Sen. Joseph Lieberman (D. Conn.) earlier this week released a white paper charging that the escalating shift of production to Asian foundries and offshore joint ventures is endangering national security.
"If this accelerating shift in semiconductor manufacturing overseas continues, the U.S. will lose the ability to reliably obtain high-end semiconductor integrated circuits from trusted sources," Lieberman warned. He said Pentagon weapons systems, which increasingly use leading-edge semiconductors, could be endangered by the growing dependence on overseas production.
Lieberman, a ranking member of the Senate Armed Services committee, asked the Defense Department to submit a report on how to deal with the growing loss of U.S. chip production.
He proposed enforcing World Trade Organization rules on China against uneven value-added taxes imposed on chips imported into that country. He also said the Pentagon should survey all chip technologies that the Chinese government might be illegally subsidizing and seek remedial action.

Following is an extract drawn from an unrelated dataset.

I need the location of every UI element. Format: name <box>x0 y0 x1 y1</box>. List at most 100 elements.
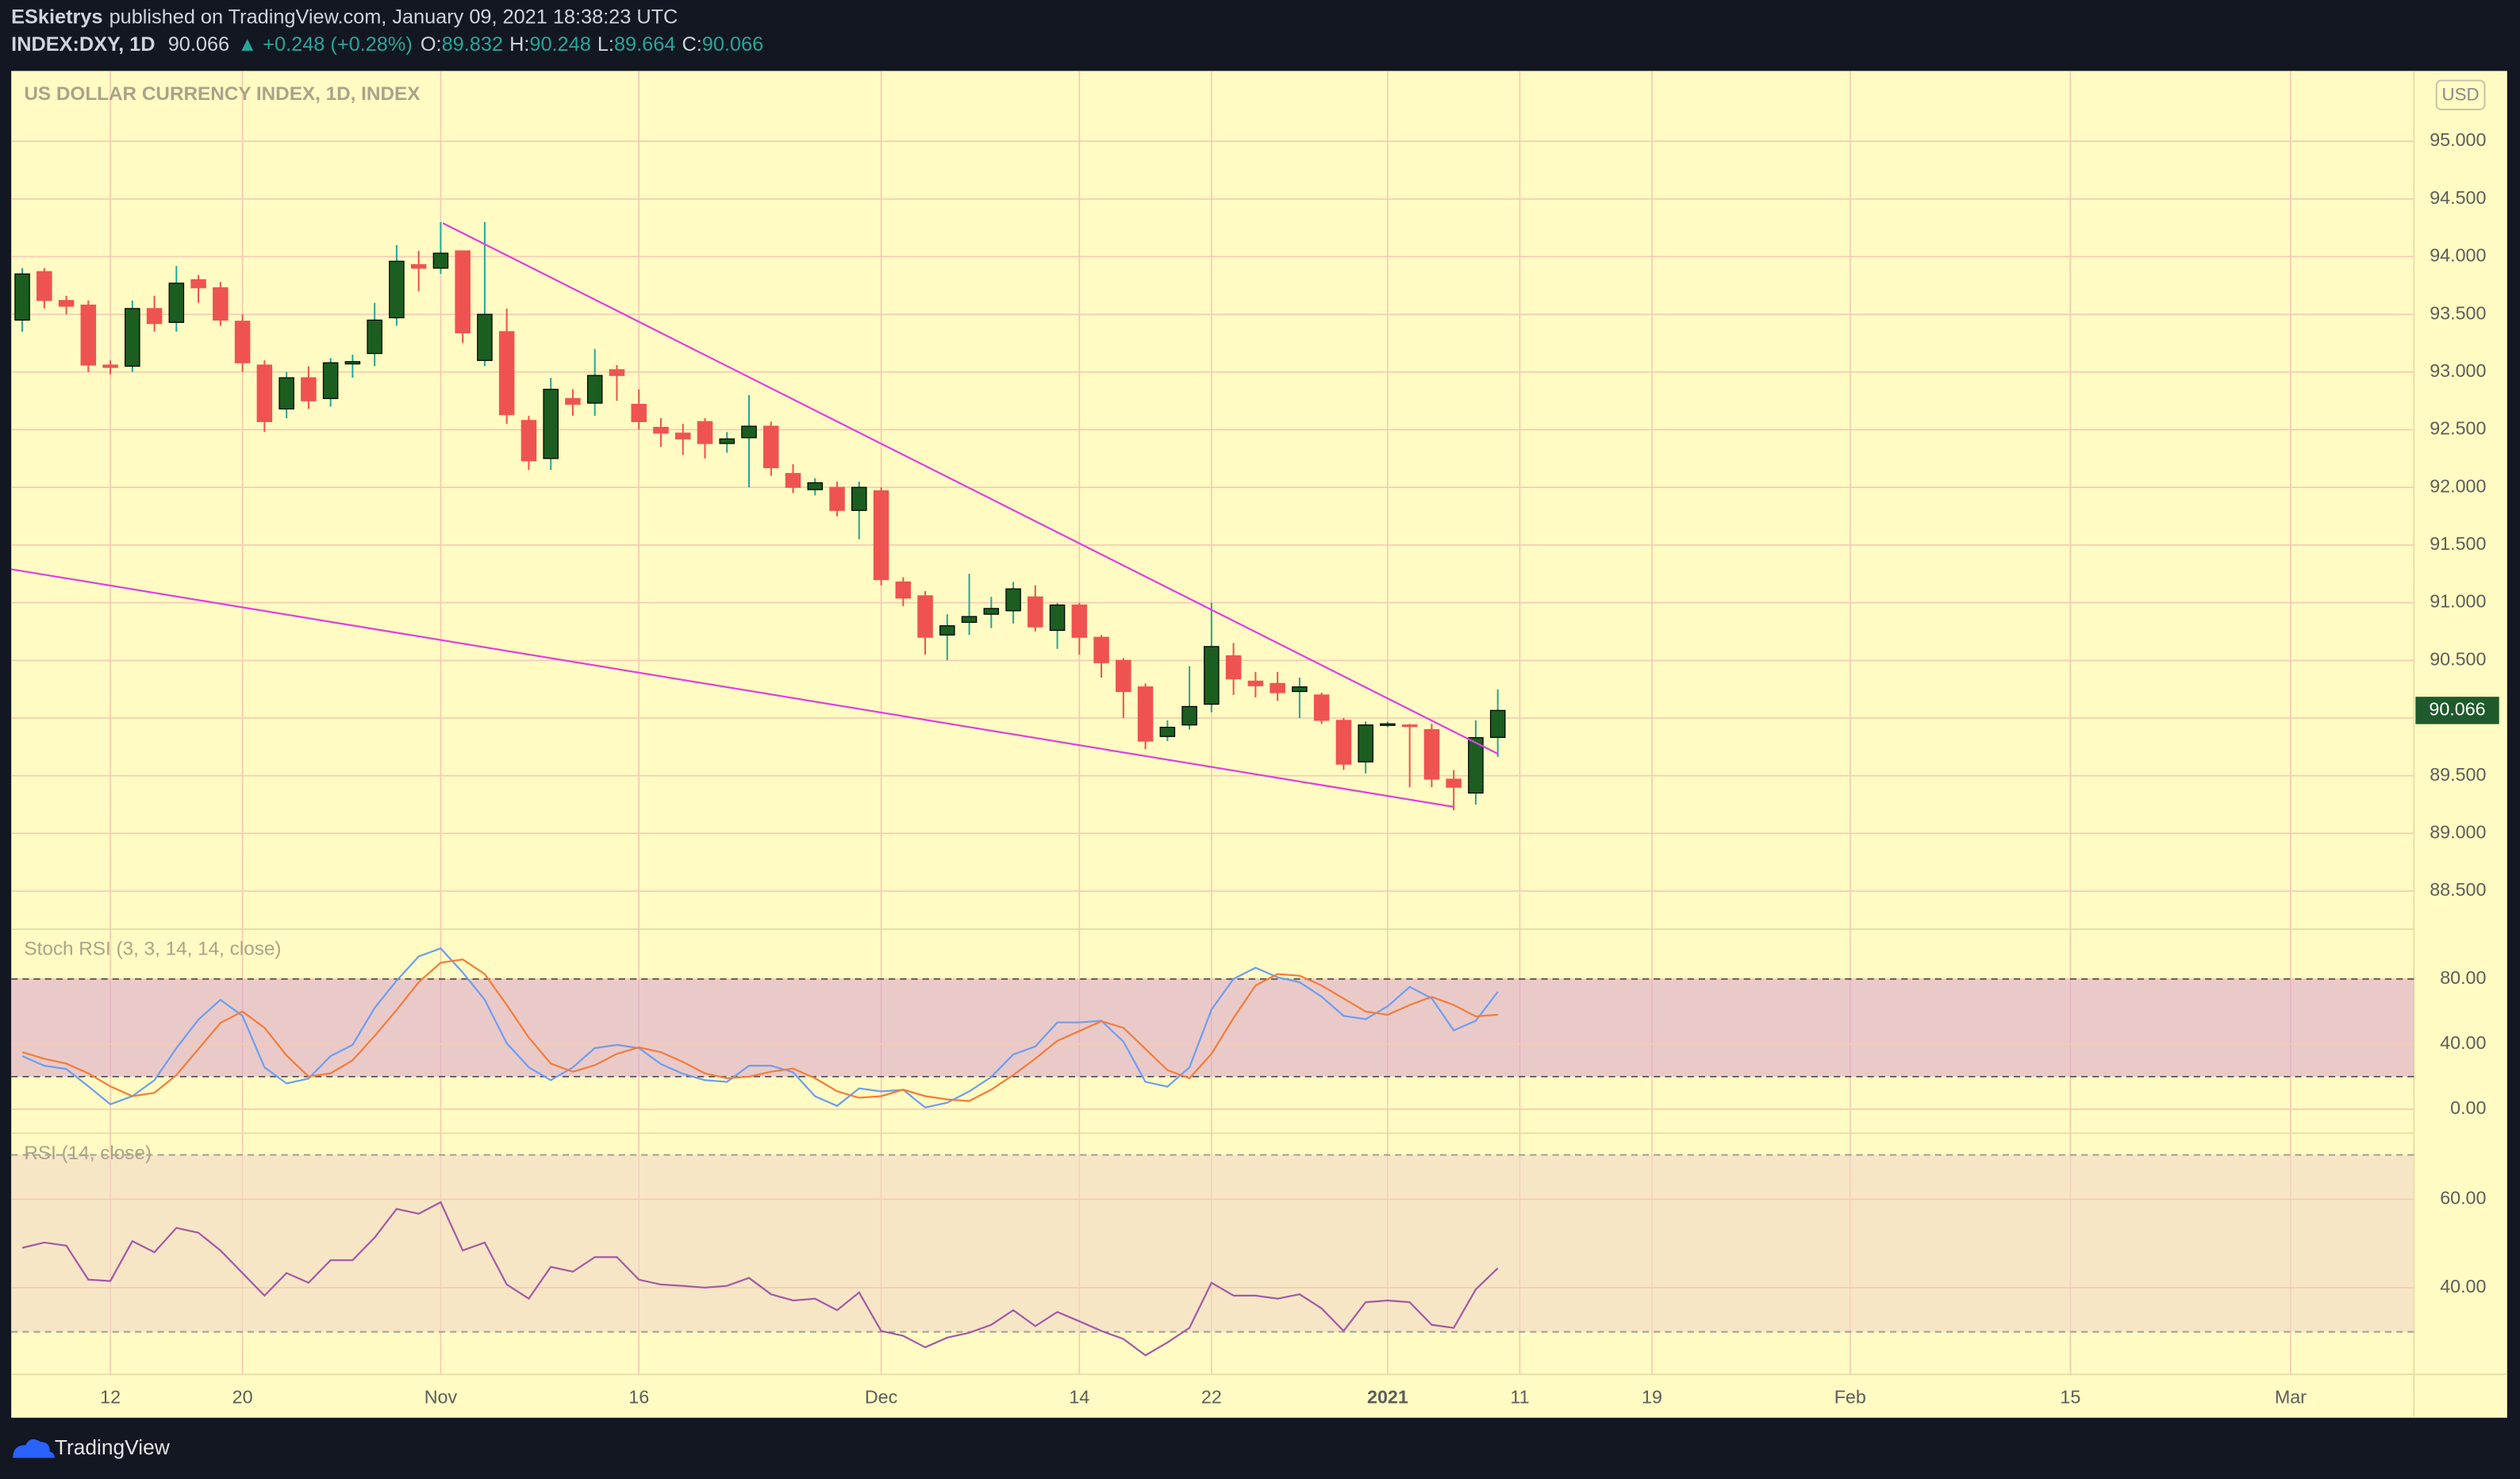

Lieberman also pushed for increased tax incentives for semiconductor investment in the United States and federal R&D funds for chip development.
George Scalise, president of the Semiconductor Industry Association, San Jose, favored most of Lieberman's proposals. He said U.S. chip manufacturing remains strong and accounts for 40% of global production. However, Scalise said that is likely to erode in the future since only a third of all new equipment orders are going into U.S.-based fabs.